Plus de 300 écoles primaires du Québec ne sont plus considérées comme «défavorisées» par le ministère de l'Éducation, a appris La Presse. Juste avant que la baisse du nombre d'élèves par classe en troisième et quatrième années en milieu défavorisé n'entre en vigueur à la rentrée, ces écoles ont su qu'elles ne se qualifiaient plus pour cette nouvelle mesure.

Curieusement, ces 323 «bâtiments avec la présence d'élèves de niveau primaire», dans le jargon du Ministère, ont toujours droit aux ratios réduits en maternelle ainsi qu'en première et deuxième années. Défavorisés quand ils sont petits, leurs élèves ne le sont soudainement plus quand ils atteignent la troisième année, vers 8 ans.

«C'est tragique», a dit Diane Latour, éducatrice spécialisée à l'école Saint-Louis de Terrebonne, qui n'est officiellement plus défavorisée, au grand étonnement de son personnel.
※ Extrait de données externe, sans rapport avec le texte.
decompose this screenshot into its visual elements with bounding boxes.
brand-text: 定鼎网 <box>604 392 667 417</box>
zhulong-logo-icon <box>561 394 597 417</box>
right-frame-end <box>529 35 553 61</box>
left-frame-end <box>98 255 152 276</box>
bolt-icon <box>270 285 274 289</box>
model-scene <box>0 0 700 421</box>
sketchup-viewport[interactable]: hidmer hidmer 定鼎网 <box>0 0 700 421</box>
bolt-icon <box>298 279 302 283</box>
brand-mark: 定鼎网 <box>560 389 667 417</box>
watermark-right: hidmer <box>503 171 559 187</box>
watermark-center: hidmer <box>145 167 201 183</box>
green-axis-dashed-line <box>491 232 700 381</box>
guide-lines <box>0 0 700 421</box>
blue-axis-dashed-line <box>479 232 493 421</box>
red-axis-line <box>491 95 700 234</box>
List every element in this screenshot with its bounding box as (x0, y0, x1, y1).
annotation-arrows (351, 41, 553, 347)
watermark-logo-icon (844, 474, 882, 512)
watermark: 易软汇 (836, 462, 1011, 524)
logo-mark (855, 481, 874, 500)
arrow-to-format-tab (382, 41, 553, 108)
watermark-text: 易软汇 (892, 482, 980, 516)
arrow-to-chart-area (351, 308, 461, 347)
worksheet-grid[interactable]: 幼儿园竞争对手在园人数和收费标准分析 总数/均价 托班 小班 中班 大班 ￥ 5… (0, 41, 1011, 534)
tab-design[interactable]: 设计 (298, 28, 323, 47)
Conséquence : l'école a perdu le droit aux classes réduites en troisième et quatrième années, et son budget supplémentaire (accordé en vertu du programme Agir autrement) a fondu de 85 000 $ à 40 000 $.

«Pourtant, la situation socio-économique est loin de s'améliorer dans notre milieu», ont fait valoir la directrice de l'école Saint-Louis et la présidente de son conseil d'établissement dans une lettre envoyée à la ministre de l'Éducation.

«Il n'y a pas eu de changement de clientèle ou de construction autour de l'école, a confirmé à La Presse Maud Mercier, enseignante à Saint-Louis depuis 1997. Les gens vivent dans des immeubles à logements multiples, ils sont démunis.»

Le faible revenu n'est plus pris en compte

L'explication ? Le Ministère ne prend plus en compte l'indice de faible revenu (basé sur la proportion de familles avec enfant mineur sous le seuil de quasi faible revenu) pour dresser la liste des écoles défavorisées qui ont droit aux baisses de ratio. Il ne considère que l'indice de milieu socio-économique (basé sur la proportion de familles avec enfant mineur où aucun parent ne travaille et de celles où les mères n'ont pas de diplôme d'études secondaires). Autre changement : les données sont tirées pour la première fois du recensement de 2006.

«On ne fonctionne plus qu'avec l'indice de milieu socio-économique parce qu'il est davantage axé sur la réussite scolaire, a fait valoir Kim Ledoux, attachée de presse de la ministre de l'Éducation. L'indice du seuil de faible revenu, qui mesure la pauvreté économique, est davantage utilisé pour les mesures alimentaires.»

Résultat du nouveau calcul : 323 écoles primaires ont perdu leur place parmi la liste des écoles défavorisées. Et seules 180 s'y sont ajoutées.

La FSE dénonce la situation

«Il y a des milieux dont la situation n'a pas changé, mais qui n'ont plus les ressources prévues l'an dernier, a dénoncé Manon Bernard, présidente de la Fédération des syndicats de l'enseignement (FSE). Nous, ce qu'on veut, c'est que la baisse de ratios en milieux défavorisés réponde aux besoins.»

«Selon la nouvelle carte de défavorisation, ces bâtiments ne sont plus défavorisés, donc ils n'ont pas droit aux baisses de ratio en troisième et quatrième années «, a tranché Mme Ledoux. Si les baisses de ratio sont maintenues en maternelle, première et deuxième années, «c'est parce que c'est dans la convention collective des enseignants», a-t-elle expliqué.

Au grand total, 950 écoles primaires ont donc droit, cette année, aux classes réduites en maternelle, première et deuxième années, tandis que 627 y ont droit en troisième et quatrième années, comme le confirme la Liste des bâtiments en milieux défavorisés retenus pour la baisse des ratios en troisième et quatrième années du primaire selon les paramètres initiaux 2009-2010, que La Presse a obtenue.

«J'entends la ministre parler de contrer le décrochage et de statistiques, a dit Mme Latour, de l'école Saint-Louis. Sait-elle que, dans la vraie vie, nous avons cette année une classe de troisième année de 29 élèves, dont 14 ont un plan d'intervention ?» Si les ratios avaient été réduits comme prévu, il y aurait eu 24 élèves au maximum.